Because you didn’t wait to see your farmer son come back to you from college. Mom! You could wait to listen to my stories. Damn this life when I found myself, and I left you and dad in search of food to survive. I remember those days on the farm, when we worked together to feed our herds, you told me: “My son, one day, I want you be a man for yourself.” You could have waited; I wanted to demonstrate how I had fulfilled your wishes.
I remember last year, I came to visit you. The road was closed because of fighting. I took different paths, stretching to mountains and desert and finally to reach you. After four days, I was there with you. I was there once again to refresh my commitments and to tell you I am a man on my own now. Last year, once again, I felt your thick and strong hands which one day held me, caressed me, pulled me up from the ground, left my arms and gave me wings to fly.
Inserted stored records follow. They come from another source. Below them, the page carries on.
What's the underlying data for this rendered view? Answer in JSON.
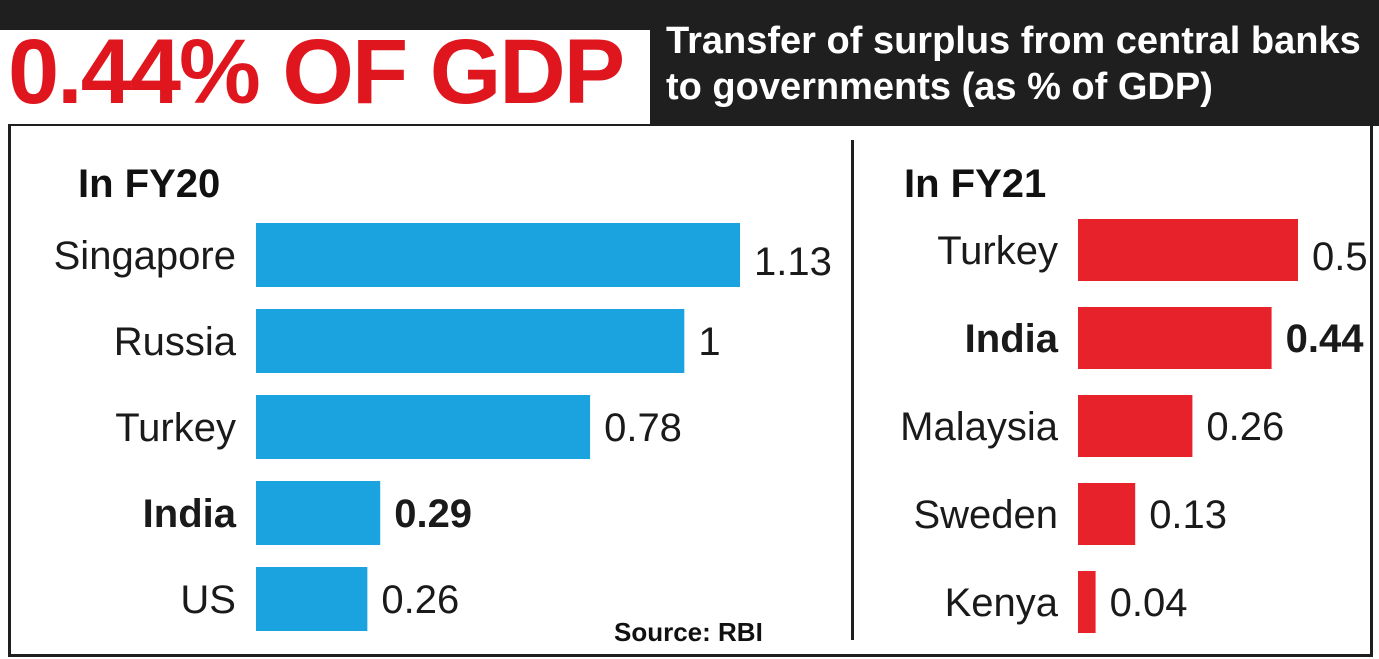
{
  "headline": "0.44% OF GDP",
  "subtitle": "Transfer of surplus from central banks to governments (as % of GDP)",
  "source": "Source: RBI",
  "colors": {
    "fy20_bar": "#1aa3df",
    "fy21_bar": "#e8222b",
    "headline": "#e0161f",
    "header_bg": "#1f1f1f"
  },
  "chart_data": [
    {
      "type": "bar",
      "orientation": "horizontal",
      "title": "In FY20",
      "categories": [
        "Singapore",
        "Russia",
        "Turkey",
        "India",
        "US"
      ],
      "values": [
        1.13,
        1,
        0.78,
        0.29,
        0.26
      ],
      "value_labels": [
        "1.13",
        "1",
        "0.78",
        "0.29",
        "0.26"
      ],
      "highlight": "India",
      "xlim": [
        0,
        1.13
      ],
      "grid": false
    },
    {
      "type": "bar",
      "orientation": "horizontal",
      "title": "In FY21",
      "categories": [
        "Turkey",
        "India",
        "Malaysia",
        "Sweden",
        "Kenya"
      ],
      "values": [
        0.5,
        0.44,
        0.26,
        0.13,
        0.04
      ],
      "value_labels": [
        "0.5",
        "0.44",
        "0.26",
        "0.13",
        "0.04"
      ],
      "highlight": "India",
      "xlim": [
        0,
        0.5
      ],
      "grid": false
    }
  ]
}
My friends were asking me: “How is your mom?” I had only one answer: “She is fine and using her medicine regularly.” In 2004, my mom was suffering from an unknown illness. Finally, in 2005, doctors found out that she had diabetes. Although diabetes is possible to treat, in Afghanistan it is hard and even to some extent it is impossible to cure diabetes.
It was last year in June; to visit her, I went by motorbike after four days and riding 16 hours every day in the mountains, I reached her. No one knew when I arrived in the village. I parked my motorbike in the corner of our old house, started searching from room to room for my mom. I found her sleeping. After taking a few breaths, hesitantly I said: “Salam mom, this is Nasim.”
She woke up, jumped up and hugged me. She was a strong woman, still young, just 60 years old. I released myself in her arms, just like a baby does. We both wept until everyone noticed of my arrival. I have not seen her a lot since I was 12 or 13. I moved out of the village and went to the city. Later I left to Pakistan, Iran and the U.A.E. She was a young and strong woman who worked on the farm. Her dream was that I become a cleric. She was a generous woman and always telling me: “Nasim, if a panhandler knocks on the door, offer him tea, feed him, and don’t let him go away without help.”
She never heard the words of human rights, but by instinct she knew and she taught me to be humanistic.
It is her lesson that I remember in the Philadelphia or D.C train stations; when I see homeless or poor people, her words resonate: “Help poor people. What goes around comes around.” She never heard the words of human rights, but by instinct she knew and she taught me to be humanistic.
In 2006, your son “Hadi” took you to Iran for a pilgrimage to the Imam Reza shrine. Later, when you returned back home, I came home to visit you and I congratulated that for you. Still, you wished to go to Hajj. In 2008, you went with your eldest son “Zahir” to Saudi Arabia for a Mecca pilgrimage. You visited the house of God. Zahir told me that he had doubt about your energy and your ability to move around God’s house. But he was surprised of your energy and your ability. He said: “When mom started walking towards Mecca, I called her a lot but she didn’t hear me.”
You were freed of yourself, you were with your God, and you were godly in that moment. He said that he lost you and searched you for hours and hours. But miraculously, finally, you meet each other. This is was your heavenly sign.
Last year, you asked me to take care of “Qasem,” your smallest and beloved son. I remember I promised you to go back this summer but you are not there anymore! You are not there before the wall, looking down from the hill when I arrive. You are not there anymore to cook for me and tell me: “I want my son to be strong and to become my hero.”
Mom! You didn’t wait for me. I want your demure smile now, your scent and your looks. I want your strong hands to cover my face, I want you telling me your fairy tales like you did in my childhood, I want your encouragement and your support. I feel so weak and unproductive.